A Comparison of Methods for Examining the Effect of Uncertainty in the Conductivities in a Model of Partial Thickness Ischaemia

Barbara Johnston1, Akil Narayan2, Peter Johnston1
1Griffith University, 2University of Utah


Abstract

Aims: This work compares three different methods that examine how sensitive epicardial potentials are to uncertainty in the conductivity inputs to a bidomain model of partial thickness ischaemia in the left ventricle.

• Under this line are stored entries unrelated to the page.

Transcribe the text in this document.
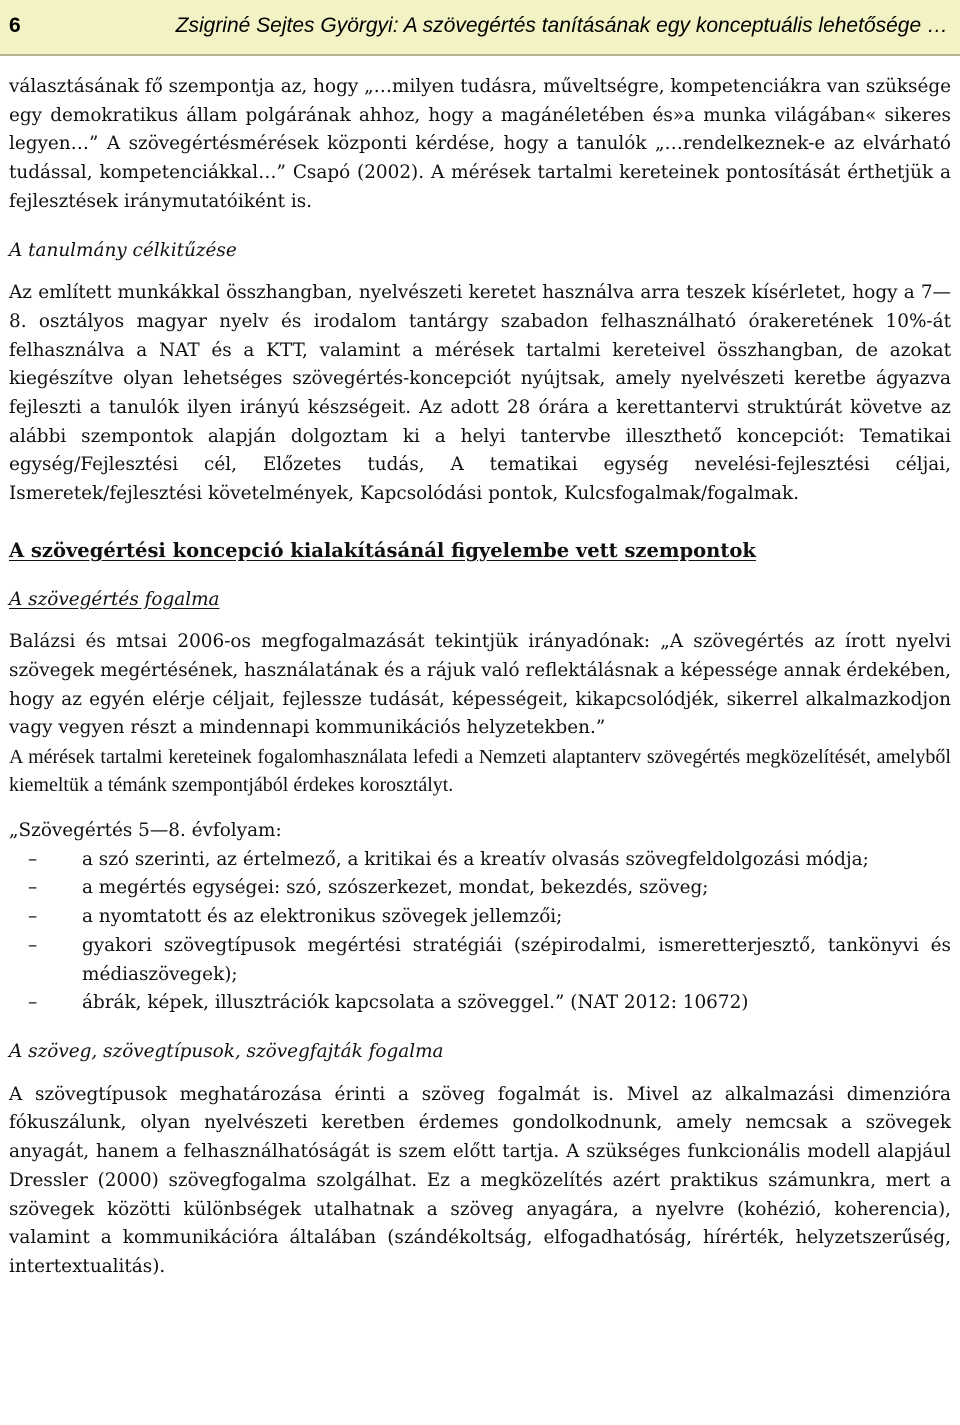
6	Zsigriné Sejtes Györgyi: A szövegértés tanításának egy konceptuális lehetősége …

választásának fő szempontja az, hogy „…milyen tudásra, műveltségre, kompetenciákra van szüksége egy demokratikus állam polgárának ahhoz, hogy a magánéletében és»a munka világában« sikeres legyen…” A szövegértésmérések központi kérdése, hogy a tanulók „…rendelkeznek-e az elvárható tudással, kompetenciákkal…” Csapó (2002). A mérések tartalmi kereteinek pontosítását érthetjük a fejlesztések iránymutatóiként is.

A tanulmány célkitűzése

Az említett munkákkal összhangban, nyelvészeti keretet használva arra teszek kísérletet, hogy a 7—8. osztályos magyar nyelv és irodalom tantárgy szabadon felhasználható órakeretének 10%-át felhasználva a NAT és a KTT, valamint a mérések tartalmi kereteivel összhangban, de azokat kiegészítve olyan lehetséges szövegértés-koncepciót nyújtsak, amely nyelvészeti keretbe ágyazva fejleszti a tanulók ilyen irányú készségeit. Az adott 28 órára a kerettantervi struktúrát követve az alábbi szempontok alapján dolgoztam ki a helyi tantervbe illeszthető koncepciót: Tematikai egység/Fejlesztési cél, Előzetes tudás, A tematikai egység nevelési-fejlesztési céljai, Ismeretek/fejlesztési követelmények, Kapcsolódási pontok, Kulcsfogalmak/fogalmak.

A szövegértési koncepció kialakításánál figyelembe vett szempontok

A szövegértés fogalma

Balázsi és mtsai 2006-os megfogalmazását tekintjük irányadónak: „A szövegértés az írott nyelvi szövegek megértésének, használatának és a rájuk való reflektálásnak a képessége annak érdekében, hogy az egyén elérje céljait, fejlessze tudását, képességeit, kikapcsolódjék, sikerrel alkalmazkodjon vagy vegyen részt a mindennapi kommunikációs helyzetekben.”

A mérések tartalmi kereteinek fogalomhasználata lefedi a Nemzeti alaptanterv szövegértés megközelítését, amelyből kiemeltük a témánk szempontjából érdekes korosztályt.

„Szövegértés 5—8. évfolyam:

– a szó szerinti, az értelmező, a kritikai és a kreatív olvasás szövegfeldolgozási módja;
– a megértés egységei: szó, szószerkezet, mondat, bekezdés, szöveg;
– a nyomtatott és az elektronikus szövegek jellemzői;
– gyakori szövegtípusok megértési stratégiái (szépirodalmi, ismeretterjesztő, tankönyvi és médiaszövegek);
– ábrák, képek, illusztrációk kapcsolata a szöveggel.” (NAT 2012: 10672)

A szöveg, szövegtípusok, szövegfajták fogalma

A szövegtípusok meghatározása érinti a szöveg fogalmát is. Mivel az alkalmazási dimenzióra fókuszálunk, olyan nyelvészeti keretben érdemes gondolkodnunk, amely nemcsak a szövegek anyagát, hanem a felhasználhatóságát is szem előtt tartja. A szükséges funkcionális modell alapjául Dressler (2000) szövegfogalma szolgálhat. Ez a megközelítés azért praktikus számunkra, mert a szövegek közötti különbségek utalhatnak a szöveg anyagára, a nyelvre (kohézió, koherencia), valamint a kommunikációra általában (szándékoltság, elfogadhatóság, hírérték, helyzetszerűség, intertextualitás).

Methods: Simulations of acute partial thickness (50% of the wall thickness) ischaemia are conducted in a half-ellipsoidal model of the left ventricle to produce epicardial potential distributions (EPDs), while simultaneously varying each of the six bidomain conductivity values. From these, emulators are produced using three different methods: Gaussian Process emulators (GPE), Partial Least Squares (PLS), and generalised polynomial chaos expansion (PCE). Indices are then calculated that quantify the sensitivity of the EPDs to uncertainty in the input conductivities.

Results: All three approaches indicate that the EPDs are most sensitive to uncertainty in the longitudinal conductivities and the extracellular normal conductivity, and that variation in these conductivities has a significant effect on the epicardial potentials that are produced. This effect is of a similar magnitude to the effect that uncertainty in fibre rotation angle through the tissue has on the EPDs. Varying the depth of the ischaemic region within the ventricular wall does not change the conductivities to which the main EPD features (a maximum and two flanking minima) are sensitive.

Conclusions: For this work, the PCE approach has the advantage, over the GPE and PLS approaches, that it provides more information (that is, sensitivity over the whole ventricular surface, rather than just at the main features). However, GPE and PLS are able to supply information about the sensitivity of the position of the features that PCE is not. Finally, PLS and PCE can be performed using fewer points than for GPE.